By Samantha Milowitz || Staff Writer

Photo courtesy of Variety.

Thanksgiving. A magical time of the year when all of your family members are gathered together to eat mashed potatoes and discuss your relationship status. A time when massive balloons are the cause for chaos on the streets of New York. A time when college kids from all across the country gather in train stations, bus stations, and airports to be home for the holiday, only to return to school one week later.
Any college kid will tell you that going home for Thanksgiving has its positives and negatives. A positive being you get to eat non-dining hall food and a negative being your high school life coming back to haunt you (you know). Being home for me becomes an odd mixture of resorting back to being a child while playing a game of “who’s thriving the most?” with people from my high school. I’ve noticed that when one comes home from college they are doing either of the two: hanging out with their friends like they are still in high school or dodging them like the plague. There is no in between. In New York City, where I’m from, dodging people is not much of an option since you are guaranteed to bump into someone you know at any time, making plans to hang out but not wanting to follow through.
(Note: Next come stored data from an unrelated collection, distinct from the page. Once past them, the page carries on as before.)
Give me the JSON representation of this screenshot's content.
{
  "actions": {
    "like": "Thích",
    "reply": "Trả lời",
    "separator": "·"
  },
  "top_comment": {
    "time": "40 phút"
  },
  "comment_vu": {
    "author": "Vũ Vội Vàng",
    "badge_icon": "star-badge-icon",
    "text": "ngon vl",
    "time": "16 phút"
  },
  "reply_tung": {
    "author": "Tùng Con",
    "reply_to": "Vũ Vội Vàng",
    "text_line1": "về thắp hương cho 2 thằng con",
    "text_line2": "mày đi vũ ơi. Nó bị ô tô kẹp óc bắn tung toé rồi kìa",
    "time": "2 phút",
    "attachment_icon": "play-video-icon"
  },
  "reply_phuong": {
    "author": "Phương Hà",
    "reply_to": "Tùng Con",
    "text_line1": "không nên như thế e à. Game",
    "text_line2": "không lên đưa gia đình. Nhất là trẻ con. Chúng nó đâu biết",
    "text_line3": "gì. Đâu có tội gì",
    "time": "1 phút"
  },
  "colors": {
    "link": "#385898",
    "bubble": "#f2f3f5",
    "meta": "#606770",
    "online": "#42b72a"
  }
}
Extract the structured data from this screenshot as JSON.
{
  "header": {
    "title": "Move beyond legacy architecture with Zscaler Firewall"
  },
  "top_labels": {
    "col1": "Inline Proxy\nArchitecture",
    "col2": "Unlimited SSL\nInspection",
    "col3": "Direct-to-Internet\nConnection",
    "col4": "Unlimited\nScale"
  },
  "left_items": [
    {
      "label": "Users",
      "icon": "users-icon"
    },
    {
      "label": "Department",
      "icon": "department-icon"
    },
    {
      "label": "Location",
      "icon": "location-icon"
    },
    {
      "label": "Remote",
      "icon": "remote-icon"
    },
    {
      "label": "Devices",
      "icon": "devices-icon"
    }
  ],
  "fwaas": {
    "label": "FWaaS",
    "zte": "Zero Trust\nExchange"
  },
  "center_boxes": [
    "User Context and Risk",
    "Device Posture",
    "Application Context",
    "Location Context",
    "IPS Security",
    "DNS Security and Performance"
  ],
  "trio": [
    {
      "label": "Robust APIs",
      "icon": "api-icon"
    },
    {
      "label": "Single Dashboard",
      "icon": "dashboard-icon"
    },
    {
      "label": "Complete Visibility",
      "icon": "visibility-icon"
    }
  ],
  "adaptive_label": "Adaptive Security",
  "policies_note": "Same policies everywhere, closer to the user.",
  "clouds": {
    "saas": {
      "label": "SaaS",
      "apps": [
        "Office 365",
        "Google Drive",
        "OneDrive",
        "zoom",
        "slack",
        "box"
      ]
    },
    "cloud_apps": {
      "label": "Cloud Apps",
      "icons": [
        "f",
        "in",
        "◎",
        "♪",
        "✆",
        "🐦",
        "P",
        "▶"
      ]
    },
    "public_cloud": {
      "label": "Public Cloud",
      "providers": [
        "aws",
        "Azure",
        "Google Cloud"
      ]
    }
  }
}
Coming home presses the resume button on high school, as gossip erupts with who’s flunking out and who’s doing well. Some people go back to high school and look around, trying to spot what is different or if there are any pictures of them still left on the wall. When I went back to my high school last year, I couldn’t help but think that the building got smaller while I had been gone and I started to feel claustrophobic. I looked at my old school pictures, trying to see if I looked like the adult that I thought I would grow up to be, but still nothing yet.
The fascination of college life, though, doesn’t come as much from other people our age but from the adults who are more removed from the college days. Every person I come into contact with when I’m home asks me about college: “How’s college?” “What are you majoring in?” “Isn’t it the best?” Then those questions become rhetorical as they start to reminisce about the “good old days,” and the questions become less about you and more about them. I often wonder if during their college days they thought this incessant questioning was as fun as they think it is now.
I’ve forgotten what people used to quiz me about: what other aspects of my life did people ask me about before I started college? I mean, even when I wasn’t in college, the questions concerned where I was going to go to college. Coming home, I could see it in my family friend who had applied ED and is refusing to tell anyone where she applied: but that’s all they want to know. Why do we care so much? As I asked, my brain was telling me not to hound her, to remember how I felt then and still feel today.
Being home brings college more into focus for me than being at college. Once I’m home, I can understand how I don’t live there anymore; that I spend more time somewhere else, alone, than I do with my family. In high school, I couldn’t fathom what life would be like on my own, and now, I’m on my own. When you watch as college students pile into trains with backpacks and homemade sandwiches their mother’s make them for the train, you can see that we’re all still kids.That we haven’t exactly begun to “adult” yet, that we’re still figuring it out. I think the fascination of college stems from how none of can believe we are doing it, or attempting to do it.